CBD has been advocating for protecting 30 percent of the planet’s ocean and land area by 2030, an effort known as 30 by 30. Many governments have also adopted this goal because the global ocean provides protein for an estimated third of the world population and supports livelihoods for around 60 million people. The ocean also sequesters and stores enormous volumes of carbon from the atmosphere, a service that experts say could be diminished if the current rate of biodiversity loss were to continue. Further, a healthy ocean and marine food web is needed to sustain coral reefs, mangrove forests, seagrass beds and other habitats that both feed people living in coastal areas and help protect them from storm surges.

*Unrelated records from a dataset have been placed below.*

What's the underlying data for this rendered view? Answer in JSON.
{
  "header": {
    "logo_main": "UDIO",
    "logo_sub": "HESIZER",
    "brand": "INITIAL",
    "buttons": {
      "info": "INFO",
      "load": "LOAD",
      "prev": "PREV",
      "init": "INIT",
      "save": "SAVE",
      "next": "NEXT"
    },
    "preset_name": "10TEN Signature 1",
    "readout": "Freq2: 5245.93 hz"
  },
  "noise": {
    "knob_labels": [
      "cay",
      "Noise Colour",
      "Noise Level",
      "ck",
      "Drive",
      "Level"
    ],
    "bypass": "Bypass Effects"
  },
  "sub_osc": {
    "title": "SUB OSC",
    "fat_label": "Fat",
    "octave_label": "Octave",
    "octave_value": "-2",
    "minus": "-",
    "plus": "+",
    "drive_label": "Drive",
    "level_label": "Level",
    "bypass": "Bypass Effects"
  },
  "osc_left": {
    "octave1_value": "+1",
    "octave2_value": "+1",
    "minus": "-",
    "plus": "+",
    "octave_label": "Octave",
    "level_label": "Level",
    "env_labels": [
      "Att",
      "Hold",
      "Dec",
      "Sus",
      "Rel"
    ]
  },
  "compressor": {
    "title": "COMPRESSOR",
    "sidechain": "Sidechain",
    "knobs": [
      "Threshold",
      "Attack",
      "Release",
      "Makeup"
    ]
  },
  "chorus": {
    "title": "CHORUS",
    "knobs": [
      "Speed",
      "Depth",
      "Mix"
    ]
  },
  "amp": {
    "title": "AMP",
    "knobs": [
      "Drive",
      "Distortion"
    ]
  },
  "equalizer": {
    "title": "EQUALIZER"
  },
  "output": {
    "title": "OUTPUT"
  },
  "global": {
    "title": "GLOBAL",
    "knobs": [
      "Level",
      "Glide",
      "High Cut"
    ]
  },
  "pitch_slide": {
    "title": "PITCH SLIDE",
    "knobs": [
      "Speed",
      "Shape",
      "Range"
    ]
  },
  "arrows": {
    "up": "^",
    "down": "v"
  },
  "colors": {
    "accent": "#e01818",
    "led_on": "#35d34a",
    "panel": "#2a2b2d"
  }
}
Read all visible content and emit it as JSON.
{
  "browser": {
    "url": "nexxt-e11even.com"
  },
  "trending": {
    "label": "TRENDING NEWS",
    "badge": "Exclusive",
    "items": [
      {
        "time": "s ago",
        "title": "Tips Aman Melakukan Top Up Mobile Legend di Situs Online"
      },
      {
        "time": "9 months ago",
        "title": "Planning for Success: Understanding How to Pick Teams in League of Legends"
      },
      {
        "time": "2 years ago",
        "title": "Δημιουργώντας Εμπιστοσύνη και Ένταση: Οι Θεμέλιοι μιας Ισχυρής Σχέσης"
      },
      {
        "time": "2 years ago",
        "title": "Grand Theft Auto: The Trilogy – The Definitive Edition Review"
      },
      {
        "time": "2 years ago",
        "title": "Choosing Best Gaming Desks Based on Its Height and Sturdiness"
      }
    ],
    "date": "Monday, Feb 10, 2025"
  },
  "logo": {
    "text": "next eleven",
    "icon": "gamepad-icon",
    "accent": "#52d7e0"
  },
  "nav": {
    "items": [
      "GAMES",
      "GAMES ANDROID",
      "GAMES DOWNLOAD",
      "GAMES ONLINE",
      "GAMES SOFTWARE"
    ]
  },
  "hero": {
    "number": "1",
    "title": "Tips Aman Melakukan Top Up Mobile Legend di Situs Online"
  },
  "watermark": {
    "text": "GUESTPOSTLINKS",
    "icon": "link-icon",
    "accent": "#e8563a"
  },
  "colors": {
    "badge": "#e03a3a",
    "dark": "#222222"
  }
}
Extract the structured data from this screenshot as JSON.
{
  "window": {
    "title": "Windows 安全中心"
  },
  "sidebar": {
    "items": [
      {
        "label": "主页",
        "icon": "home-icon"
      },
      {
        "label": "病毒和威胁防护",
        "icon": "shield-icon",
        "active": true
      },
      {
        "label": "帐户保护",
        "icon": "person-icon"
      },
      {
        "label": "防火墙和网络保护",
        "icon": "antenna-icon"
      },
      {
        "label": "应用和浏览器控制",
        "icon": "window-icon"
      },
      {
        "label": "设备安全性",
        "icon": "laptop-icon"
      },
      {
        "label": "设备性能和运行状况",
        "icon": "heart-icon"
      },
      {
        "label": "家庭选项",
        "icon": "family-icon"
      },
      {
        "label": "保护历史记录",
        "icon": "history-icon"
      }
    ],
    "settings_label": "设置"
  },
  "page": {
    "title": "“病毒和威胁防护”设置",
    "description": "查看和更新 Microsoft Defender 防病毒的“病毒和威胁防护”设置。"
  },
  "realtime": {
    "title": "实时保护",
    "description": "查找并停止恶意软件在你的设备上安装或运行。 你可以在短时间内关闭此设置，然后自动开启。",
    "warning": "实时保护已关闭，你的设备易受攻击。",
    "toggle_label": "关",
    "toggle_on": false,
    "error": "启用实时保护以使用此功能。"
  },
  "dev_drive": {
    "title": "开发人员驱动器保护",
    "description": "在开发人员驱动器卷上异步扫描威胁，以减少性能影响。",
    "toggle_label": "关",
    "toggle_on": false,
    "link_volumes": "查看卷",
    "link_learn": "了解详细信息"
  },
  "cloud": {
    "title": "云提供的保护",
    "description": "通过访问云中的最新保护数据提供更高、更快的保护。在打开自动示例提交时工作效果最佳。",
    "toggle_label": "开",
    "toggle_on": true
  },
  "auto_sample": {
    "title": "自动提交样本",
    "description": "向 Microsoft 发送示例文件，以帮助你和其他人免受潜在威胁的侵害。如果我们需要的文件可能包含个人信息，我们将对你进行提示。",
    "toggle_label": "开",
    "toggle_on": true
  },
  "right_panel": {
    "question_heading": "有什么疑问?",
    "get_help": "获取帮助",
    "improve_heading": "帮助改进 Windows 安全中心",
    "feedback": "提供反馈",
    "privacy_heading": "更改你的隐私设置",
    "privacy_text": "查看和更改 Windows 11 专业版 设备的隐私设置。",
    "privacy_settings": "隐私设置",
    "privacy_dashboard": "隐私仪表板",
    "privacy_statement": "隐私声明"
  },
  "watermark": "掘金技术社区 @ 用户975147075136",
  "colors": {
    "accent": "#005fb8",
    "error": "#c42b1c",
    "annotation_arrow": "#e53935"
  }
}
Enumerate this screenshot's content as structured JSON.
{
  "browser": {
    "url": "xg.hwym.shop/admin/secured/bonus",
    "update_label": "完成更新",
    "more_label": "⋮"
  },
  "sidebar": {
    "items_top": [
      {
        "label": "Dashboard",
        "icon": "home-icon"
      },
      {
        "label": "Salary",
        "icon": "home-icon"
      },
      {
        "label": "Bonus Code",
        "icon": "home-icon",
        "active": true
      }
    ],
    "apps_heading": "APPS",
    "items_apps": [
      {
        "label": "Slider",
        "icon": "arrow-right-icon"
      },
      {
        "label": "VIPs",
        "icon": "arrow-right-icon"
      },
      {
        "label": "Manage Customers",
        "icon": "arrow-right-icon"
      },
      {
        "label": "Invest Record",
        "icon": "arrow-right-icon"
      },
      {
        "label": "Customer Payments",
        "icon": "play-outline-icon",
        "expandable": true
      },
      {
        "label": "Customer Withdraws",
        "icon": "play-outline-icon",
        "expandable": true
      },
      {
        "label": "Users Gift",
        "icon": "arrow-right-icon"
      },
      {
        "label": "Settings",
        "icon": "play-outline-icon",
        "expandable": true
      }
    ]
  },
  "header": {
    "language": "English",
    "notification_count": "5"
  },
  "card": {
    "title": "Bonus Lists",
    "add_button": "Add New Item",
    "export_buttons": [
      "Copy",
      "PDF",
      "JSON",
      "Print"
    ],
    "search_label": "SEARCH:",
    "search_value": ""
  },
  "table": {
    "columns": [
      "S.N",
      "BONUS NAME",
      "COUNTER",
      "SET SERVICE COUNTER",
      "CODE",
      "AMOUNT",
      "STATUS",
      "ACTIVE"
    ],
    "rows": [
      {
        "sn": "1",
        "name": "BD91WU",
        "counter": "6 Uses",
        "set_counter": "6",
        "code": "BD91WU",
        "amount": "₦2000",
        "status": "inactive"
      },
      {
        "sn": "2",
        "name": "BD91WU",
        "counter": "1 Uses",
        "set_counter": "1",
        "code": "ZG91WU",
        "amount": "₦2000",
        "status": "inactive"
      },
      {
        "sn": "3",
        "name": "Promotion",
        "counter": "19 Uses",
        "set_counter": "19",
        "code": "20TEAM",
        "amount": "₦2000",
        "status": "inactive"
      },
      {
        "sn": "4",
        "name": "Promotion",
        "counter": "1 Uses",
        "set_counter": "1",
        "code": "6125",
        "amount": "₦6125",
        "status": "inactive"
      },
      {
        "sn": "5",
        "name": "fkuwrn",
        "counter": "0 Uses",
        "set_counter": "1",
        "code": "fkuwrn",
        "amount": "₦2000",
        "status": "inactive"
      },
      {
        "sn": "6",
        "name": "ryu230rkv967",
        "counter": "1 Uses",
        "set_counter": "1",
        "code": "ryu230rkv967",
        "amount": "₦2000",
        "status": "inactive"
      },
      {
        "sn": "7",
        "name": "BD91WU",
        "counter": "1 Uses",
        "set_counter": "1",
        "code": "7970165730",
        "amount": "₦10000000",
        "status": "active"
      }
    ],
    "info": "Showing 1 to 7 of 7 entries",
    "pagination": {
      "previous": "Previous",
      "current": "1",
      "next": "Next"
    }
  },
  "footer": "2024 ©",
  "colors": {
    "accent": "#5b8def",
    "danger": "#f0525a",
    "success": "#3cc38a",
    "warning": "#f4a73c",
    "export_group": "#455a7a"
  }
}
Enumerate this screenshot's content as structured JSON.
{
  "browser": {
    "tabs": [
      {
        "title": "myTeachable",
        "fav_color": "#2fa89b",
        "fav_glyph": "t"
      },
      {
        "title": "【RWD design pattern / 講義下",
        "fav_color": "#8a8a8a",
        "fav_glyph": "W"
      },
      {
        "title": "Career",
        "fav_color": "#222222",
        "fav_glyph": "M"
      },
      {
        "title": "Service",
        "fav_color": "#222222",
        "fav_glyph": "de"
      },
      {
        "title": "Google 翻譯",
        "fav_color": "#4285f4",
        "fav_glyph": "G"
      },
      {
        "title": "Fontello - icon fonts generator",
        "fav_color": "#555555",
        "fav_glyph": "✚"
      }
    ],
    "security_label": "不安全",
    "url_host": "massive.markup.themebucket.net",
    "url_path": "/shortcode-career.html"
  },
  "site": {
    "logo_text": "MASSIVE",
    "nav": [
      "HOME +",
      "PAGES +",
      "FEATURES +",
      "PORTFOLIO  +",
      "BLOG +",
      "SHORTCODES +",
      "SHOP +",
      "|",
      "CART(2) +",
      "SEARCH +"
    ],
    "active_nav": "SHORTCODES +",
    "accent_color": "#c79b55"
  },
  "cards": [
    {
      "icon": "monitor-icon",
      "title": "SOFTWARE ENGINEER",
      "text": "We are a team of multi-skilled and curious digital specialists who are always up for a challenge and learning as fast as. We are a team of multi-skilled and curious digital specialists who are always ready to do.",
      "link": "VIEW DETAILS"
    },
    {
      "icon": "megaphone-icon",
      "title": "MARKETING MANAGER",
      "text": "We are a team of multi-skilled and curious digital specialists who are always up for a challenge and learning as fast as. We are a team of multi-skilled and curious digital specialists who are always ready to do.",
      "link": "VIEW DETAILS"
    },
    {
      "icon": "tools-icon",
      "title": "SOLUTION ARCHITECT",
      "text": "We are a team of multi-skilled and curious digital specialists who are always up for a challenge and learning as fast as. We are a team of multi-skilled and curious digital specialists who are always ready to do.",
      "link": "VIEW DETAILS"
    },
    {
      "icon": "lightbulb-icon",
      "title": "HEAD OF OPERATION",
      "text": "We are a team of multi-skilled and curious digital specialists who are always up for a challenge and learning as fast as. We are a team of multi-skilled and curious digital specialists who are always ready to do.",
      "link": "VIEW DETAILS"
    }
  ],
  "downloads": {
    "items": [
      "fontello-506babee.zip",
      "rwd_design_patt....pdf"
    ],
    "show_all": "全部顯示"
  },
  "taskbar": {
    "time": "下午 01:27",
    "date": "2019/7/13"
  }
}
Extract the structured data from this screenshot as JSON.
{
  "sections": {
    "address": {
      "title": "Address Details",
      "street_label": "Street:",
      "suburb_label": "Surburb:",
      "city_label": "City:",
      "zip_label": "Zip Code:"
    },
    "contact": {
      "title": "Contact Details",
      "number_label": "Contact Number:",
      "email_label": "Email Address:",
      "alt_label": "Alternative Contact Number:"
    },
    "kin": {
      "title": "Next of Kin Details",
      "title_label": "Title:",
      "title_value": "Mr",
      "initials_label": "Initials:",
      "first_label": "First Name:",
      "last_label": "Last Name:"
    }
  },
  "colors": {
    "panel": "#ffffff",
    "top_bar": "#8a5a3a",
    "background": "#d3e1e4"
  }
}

Marine Manager can play a key role in helping countries gather the data they need to achieve their protection goals, such as 30 by 30. Governments face pressure to act quickly and ambitiously, and our technology can be pivotal in identifying areas for conservation and ensuring the effective and equitable management of them once they’re established.   

This latest release of Marine Manager significantly raises the bar for remote monitoring and analysis of what’s happening throughout the global marine environment. And while we’re proud of how the portal has grown and are celebrating this launch, we’ll also continue working to improve the tool—for the ultimate benefit of the ocean and the billions of people who rely on it.

Tony Long is the chief executive officer of Global Fishing Watch.